I was wrong! Barely a week into home confinement, I was doubly stressed. I missed being free to move to wherever and whenever I wanted. I suddenly missed travelling by bodaboda and commuter taxi, or running my otherwise hectic daily errands. There were days I woke up angry for no reason at all. It was frustrating.
While I have had to devise ways to cope by including exercises and games amidst my schedule – office work, parenting and house chores – I still involuntarily get nervous. I worry about how much longer we are likely to be stuck in our homes; and how we will be able to put the next meal on the table – if the COVID-19 infection persists. I worry about the economic crisis in the aftermath of COVID19. It is frightening.
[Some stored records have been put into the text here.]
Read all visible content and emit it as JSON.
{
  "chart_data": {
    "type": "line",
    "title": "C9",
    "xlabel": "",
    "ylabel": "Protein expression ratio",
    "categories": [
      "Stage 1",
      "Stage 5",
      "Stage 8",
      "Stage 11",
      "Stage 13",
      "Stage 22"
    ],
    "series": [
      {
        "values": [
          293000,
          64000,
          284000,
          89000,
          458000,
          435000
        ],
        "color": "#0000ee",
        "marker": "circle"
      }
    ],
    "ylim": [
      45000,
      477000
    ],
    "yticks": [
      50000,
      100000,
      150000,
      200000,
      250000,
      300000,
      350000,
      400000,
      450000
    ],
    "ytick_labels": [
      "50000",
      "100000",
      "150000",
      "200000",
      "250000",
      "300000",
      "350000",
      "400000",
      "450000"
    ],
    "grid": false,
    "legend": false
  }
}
From the conversations with friends over the telephone or social media platforms, it is easy to tell that isolation is taking a toll on many people. Families whose loved ones are being quarantined or have tested positive have to bear untold distress. It must be worse for those who are in quarantine centers, receiving treatment. Households that live hand-to-mouth particularly spend sleepless nights with untold fear of what the next day holds. Health workers who are at the front-line have to endure fatigue, irritability, and a sense of helplessness especially as people continue to be infected or succumb to the infections.
What’s worse? The statistics are disturbing. The number of deaths has more than doubled in the past week. As of April 1, 2020, the World Health Organization indicated that the coronavirus has infected more than 900,000 and left more than 45,000 dead. WHO predicted that in next few days, the statistics would reach 1 million confirmed COVID-19 case, and 50, 000 deaths.
Somber as the picture looks, it is important to focus on the positive side, by focusing on what is within our control. Recently, the WHO Mental Health Department issued self-help tips for the general population, health workers, and families It cautioned every individual to minimize watching, reading or listening to news about COVID-19 that causes anxiety ; but seek information only from trusted sources to get facts not rumours and misinformation.